Tem quase tantos anos como eu um poema do O’Neill que diz, a dado passo: “Notícia é devoração! / Aí vai ela pela goela / que há-de engolir tudo e todos! / Aí vai ela, lá foi ela! / Nem trabalho de moela / retém notícia...”.

Num texto com quase 50 anos já lá está a voragem da velocidade, já lá está a pouca atenção que habitualmente damos à informação e já lá está – ainda que apenas como sugestão – a ideia de que todo este entorno sempre foi muito frágil.

Apesar do aviso do poeta, habituámo-nos – numa Europa com regimes tendencialmente democráticos nas últimas décadas – a tomar por adquirida uma estabilidade do sistema e dos seus mecanismos de controle. Habituámo-nos a presumir que os média, independentemente do nosso apoio, lá estariam sempre para ‘olhar por nós’ ou, pior ainda, tornámo-nos tão complacentes que os descartámos como supérfluos. Pois então, se tudo funciona mais ou menos bem e se, nos últimos 20 anos, tivemos acesso a cada vez mais plataformas de produção e disseminação de conteúdos, para que podemos querer ainda o que nos oferece uma atividade profissional tão exposta a pressões, tão marcada por falhas e por omissões?

Parte substancial do erro em que, nos dias de hoje, incorremos com frequência ao falar dos média tem a ver, precisamente, com esta falsa percepção de conforto. Ela exprime-se de formas muito diversas, às vezes com repulsa pelo Jornalismo, às vezes precisamente com o seu contrário – uma exigência suprema. Em linguagem de rede social, dir-se-ia que desenvolvemos um daqueles relacionamentos ‘it’s complicated’ – nuns dias os média não servem para nada e, noutros dias, não fazem o que deviam por obrigação.

Como em todas as relações complicadas, o território está longe de ser sadio e é nele que fermenta, por exemplo, o exuberante espanto com que quase todos enfrentámos notícias recentes sobre manipulação do sistema mediático em países na UE e fora dela ou sobre a existência de fluxos de conteúdos falsos nas redes digitais.

Ora, não há nada de novo no apetite da política pelo controle da informação e não há nada de novo na criação de mecanismos eficientes para fazer chegar mensagens a destinatários específicos (sejam elas verdadeiras ou falsas). Novo, no presente, é o facto de que parte desta produção de discurso já não se faz com a intermediação do jornalismo e novo também é o facto de que gigantescas empresas transnacionais assumiram um papel de relevo. Mas tudo isto aconteceu na frente dos nossos olhos e com a complacência de governos nacionais e supra-nacionais. Curiosamente, ou talvez não, alguns desses governos – alimentados pelo nosso ‘espanto’ – cavalgam agora cruzadas contra as ‘fake news’ que, para além de hipócritas, incorporam claramente sementes de uma vontade de controlar o discurso público, com implicações para a Liberdade de Expressão e para a Liberdade de Imprensa (na Malásia foi, há dias, condenada a primeira pessoa ao abrigo da ‘Lei Contra as Notícias Falsas’ – uma ferramenta que, entre outras coisas, permite ao governo declarar ‘falso’ tudo o que não tenha sido ‘confirmado pelas autoridades’).
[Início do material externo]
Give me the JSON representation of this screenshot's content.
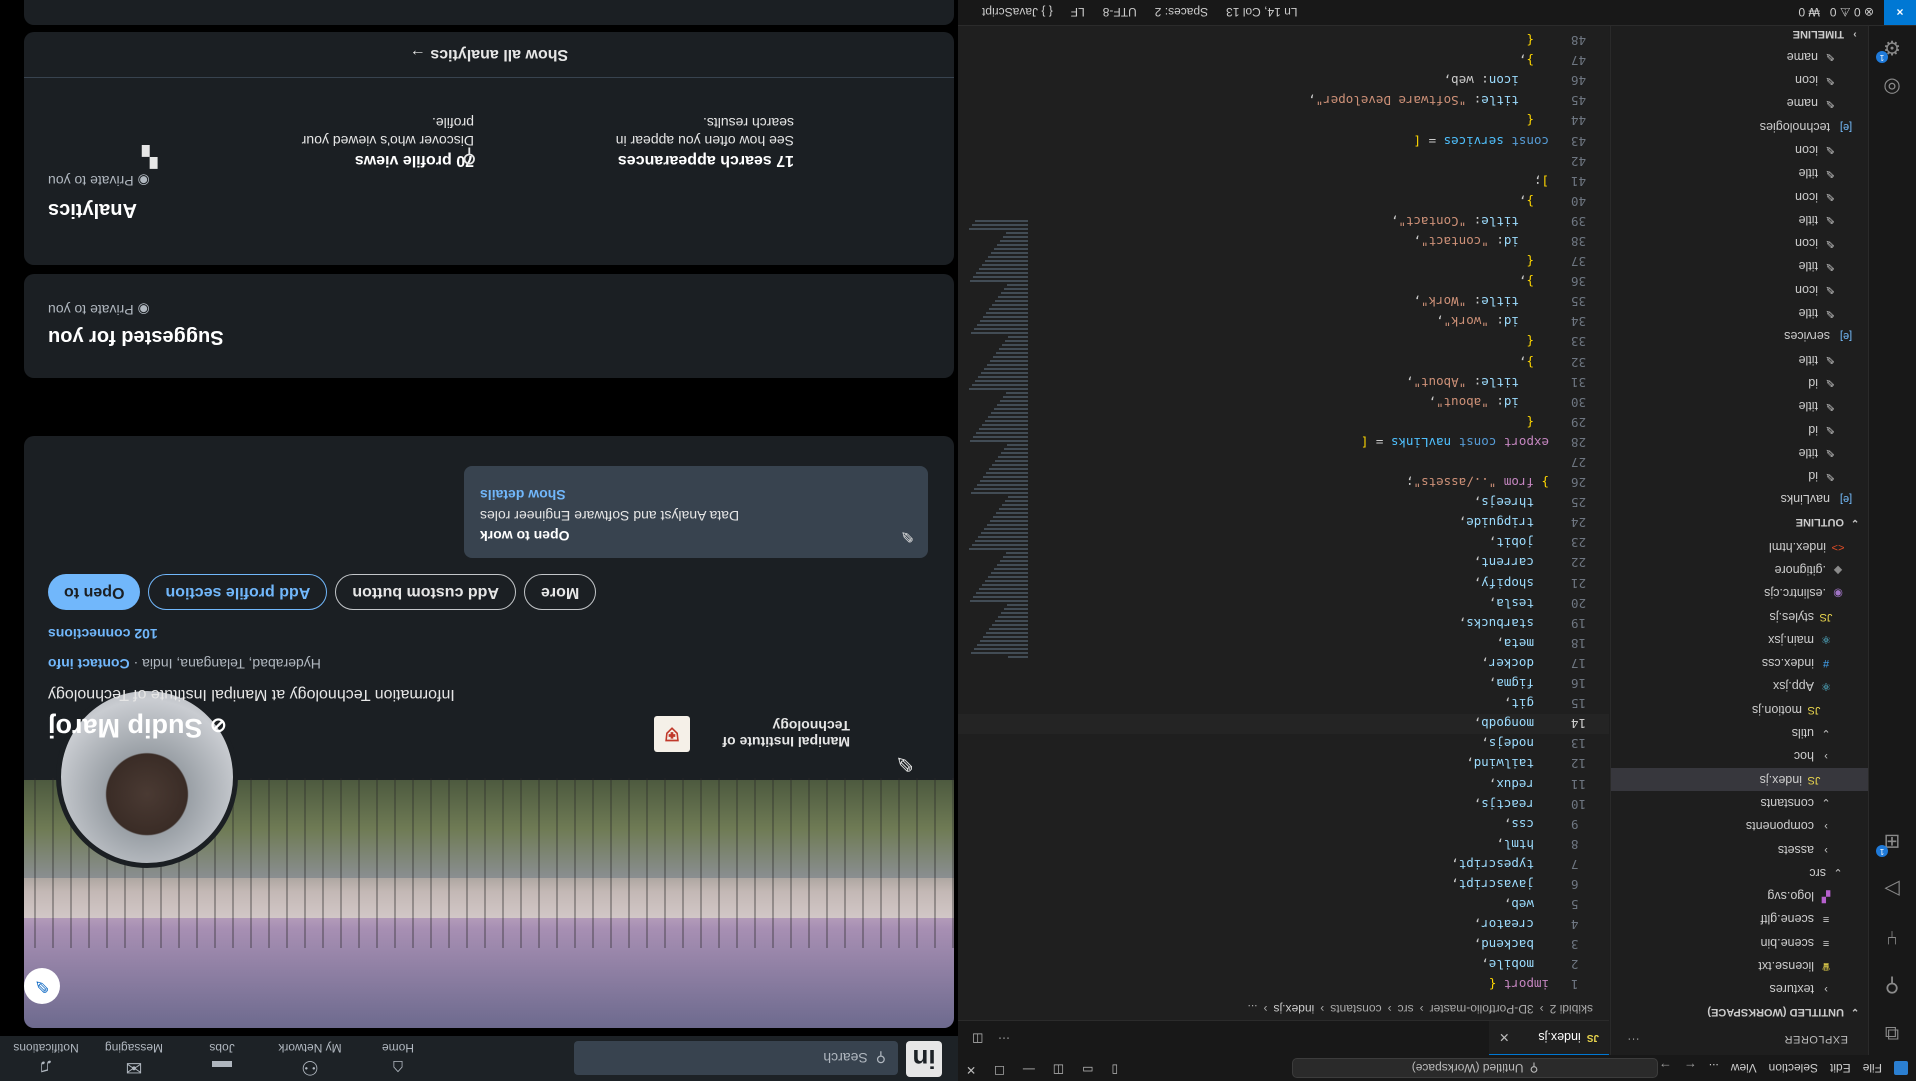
{
  "vscode": {
    "menu": [
      "File",
      "Edit",
      "Selection",
      "View",
      "..."
    ],
    "search_text": "Untitled (Workspace)",
    "explorer_title": "EXPLORER",
    "workspace_title": "UNTITLED (WORKSPACE)",
    "file_tree": [
      {
        "label": "textures",
        "icon": "chevron-right",
        "indent": 2
      },
      {
        "label": "license.txt",
        "icon": "license-icon",
        "indent": 2
      },
      {
        "label": "scene.bin",
        "icon": "file-lines-icon",
        "indent": 2
      },
      {
        "label": "scene.gltf",
        "icon": "file-lines-icon",
        "indent": 2
      },
      {
        "label": "logo.svg",
        "icon": "svg-icon",
        "indent": 2
      },
      {
        "label": "src",
        "icon": "chevron-down",
        "indent": 1
      },
      {
        "label": "assets",
        "icon": "chevron-right",
        "indent": 2
      },
      {
        "label": "components",
        "icon": "chevron-right",
        "indent": 2
      },
      {
        "label": "constants",
        "icon": "chevron-down",
        "indent": 2
      },
      {
        "label": "index.js",
        "icon": "js-icon",
        "indent": 3,
        "selected": true
      },
      {
        "label": "hoc",
        "icon": "chevron-right",
        "indent": 2
      },
      {
        "label": "utils",
        "icon": "chevron-down",
        "indent": 2
      },
      {
        "label": "motion.js",
        "icon": "js-icon",
        "indent": 3
      },
      {
        "label": "App.jsx",
        "icon": "react-icon",
        "indent": 2
      },
      {
        "label": "index.css",
        "icon": "css-icon",
        "indent": 2
      },
      {
        "label": "main.jsx",
        "icon": "react-icon",
        "indent": 2
      },
      {
        "label": "styles.js",
        "icon": "js-icon",
        "indent": 2
      },
      {
        "label": ".eslintrc.cjs",
        "icon": "eslint-icon",
        "indent": 1
      },
      {
        "label": ".gitignore",
        "icon": "git-icon",
        "indent": 1
      },
      {
        "label": "index.html",
        "icon": "html-icon",
        "indent": 1
      }
    ],
    "outline_title": "OUTLINE",
    "outline": [
      {
        "label": "navLinks",
        "type": "group"
      },
      {
        "label": "id"
      },
      {
        "label": "title"
      },
      {
        "label": "id"
      },
      {
        "label": "title"
      },
      {
        "label": "id"
      },
      {
        "label": "title"
      },
      {
        "label": "services",
        "type": "group"
      },
      {
        "label": "title"
      },
      {
        "label": "icon"
      },
      {
        "label": "title"
      },
      {
        "label": "icon"
      },
      {
        "label": "title"
      },
      {
        "label": "icon"
      },
      {
        "label": "title"
      },
      {
        "label": "icon"
      },
      {
        "label": "technologies",
        "type": "group"
      },
      {
        "label": "name"
      },
      {
        "label": "icon"
      },
      {
        "label": "name"
      }
    ],
    "timeline_title": "TIMELINE",
    "tab_label": "index.js",
    "tab_type": "JS",
    "breadcrumb": [
      "skibidi 2",
      "3D-Portfolio-master",
      "src",
      "constants",
      "index.js",
      "..."
    ],
    "code_lines": [
      {
        "n": "1",
        "code": "import {"
      },
      {
        "n": "2",
        "code": "  mobile,"
      },
      {
        "n": "3",
        "code": "  backend,"
      },
      {
        "n": "4",
        "code": "  creator,"
      },
      {
        "n": "5",
        "code": "  web,"
      },
      {
        "n": "6",
        "code": "  javascript,"
      },
      {
        "n": "7",
        "code": "  typescript,"
      },
      {
        "n": "8",
        "code": "  html,"
      },
      {
        "n": "9",
        "code": "  css,"
      },
      {
        "n": "10",
        "code": "  reactjs,"
      },
      {
        "n": "11",
        "code": "  redux,"
      },
      {
        "n": "12",
        "code": "  tailwind,"
      },
      {
        "n": "13",
        "code": "  nodejs,"
      },
      {
        "n": "14",
        "code": "  mongodb,",
        "current": true
      },
      {
        "n": "15",
        "code": "  git,"
      },
      {
        "n": "16",
        "code": "  figma,"
      },
      {
        "n": "17",
        "code": "  docker,"
      },
      {
        "n": "18",
        "code": "  meta,"
      },
      {
        "n": "19",
        "code": "  starbucks,"
      },
      {
        "n": "20",
        "code": "  tesla,"
      },
      {
        "n": "21",
        "code": "  shopify,"
      },
      {
        "n": "22",
        "code": "  carrent,"
      },
      {
        "n": "23",
        "code": "  jobit,"
      },
      {
        "n": "24",
        "code": "  tripguide,"
      },
      {
        "n": "25",
        "code": "  threejs,"
      },
      {
        "n": "26",
        "code": "} from \"../assets\";"
      },
      {
        "n": "27",
        "code": ""
      },
      {
        "n": "28",
        "code": "export const navLinks = ["
      },
      {
        "n": "29",
        "code": "  {"
      },
      {
        "n": "30",
        "code": "    id: \"about\","
      },
      {
        "n": "31",
        "code": "    title: \"About\","
      },
      {
        "n": "32",
        "code": "  },"
      },
      {
        "n": "33",
        "code": "  {"
      },
      {
        "n": "34",
        "code": "    id: \"work\","
      },
      {
        "n": "35",
        "code": "    title: \"Work\","
      },
      {
        "n": "36",
        "code": "  },"
      },
      {
        "n": "37",
        "code": "  {"
      },
      {
        "n": "38",
        "code": "    id: \"contact\","
      },
      {
        "n": "39",
        "code": "    title: \"Contact\","
      },
      {
        "n": "40",
        "code": "  },"
      },
      {
        "n": "41",
        "code": "];"
      },
      {
        "n": "42",
        "code": ""
      },
      {
        "n": "43",
        "code": "const services = ["
      },
      {
        "n": "44",
        "code": "  {"
      },
      {
        "n": "45",
        "code": "    title: \"Software Developer\","
      },
      {
        "n": "46",
        "code": "    icon: web,"
      },
      {
        "n": "47",
        "code": "  },"
      },
      {
        "n": "48",
        "code": "  {"
      }
    ],
    "status": {
      "problems": "⊗ 0 ⚠ 0",
      "ports": "₩ 0",
      "position": "Ln 14, Col 13",
      "spaces": "Spaces: 2",
      "encoding": "UTF-8",
      "eol": "LF",
      "language": "{ } JavaScript"
    }
  },
  "linkedin": {
    "search_placeholder": "Search",
    "nav": [
      "Home",
      "My Network",
      "Jobs",
      "Messaging",
      "Notifications"
    ],
    "profile": {
      "name": "Sudip Maroj",
      "headline": "Information Technology at Manipal Institute of Technology",
      "location": "Hyderabad, Telangana, India · ",
      "contact_link": "Contact info",
      "connections": "102 connections",
      "school": "Manipal Institute of Technology"
    },
    "buttons": {
      "open_to": "Open to",
      "add_section": "Add profile section",
      "add_custom": "Add custom button",
      "more": "More"
    },
    "open_to_work": {
      "title": "Open to work",
      "detail": "Data Analyst and Software Engineer roles",
      "link": "Show details"
    },
    "suggested": {
      "title": "Suggested for you",
      "private": "Private to you"
    },
    "analytics": {
      "title": "Analytics",
      "private": "Private to you",
      "items": [
        {
          "heading": "70 profile views",
          "desc1": "Discover who's viewed your",
          "desc2": "profile."
        },
        {
          "heading": "17 search appearances",
          "desc1": "See how often you appear in",
          "desc2": "search results."
        }
      ],
      "show_all": "Show all analytics →"
    }
  }
}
Sendo certo que temos hoje todos mais formas de aceder a informação que consideramos relevante, que temos também mais meios para interagir diretamente uns com outros e que isso permite a aparição de mais vozes ditas marginais, não é menos certo que esse acesso continua a ser limitado para um número substancial de pessoas, que governos e grandes empresas dispõem de mais meios para influenciar, vigiar e controlar as suas audiências e que isso, em última análise, constitui uma ameaça séria ao funcionamento dos processos democráticos.

Longe de ser um adquirido estável, a liberdade de imprensa necessita, por isso, de ser garantida todos os dias, porque todos os dias algo novo a põe em risco. E, nesse compromisso, não podem envolver-se apenas os jornalistas ou uma mão cheia de fiéis leitores/ouvintes/telespectadores. Essa ‘servidão que se alimenta dos imprevistos da vida’ – como a descreveu Garcia Marquez – só existe e faz sentido com base num compromisso trabalhado em permanência por todos.

O tempo de fazer de conta que o futuro do Jornalismo não tem nada a ver connosco já passou. O tempo de fazer de conta que a Democracia plural e participada estará cá para sempre, com ou sem Jornalismo, já se esgotou também. Está na hora de despertar.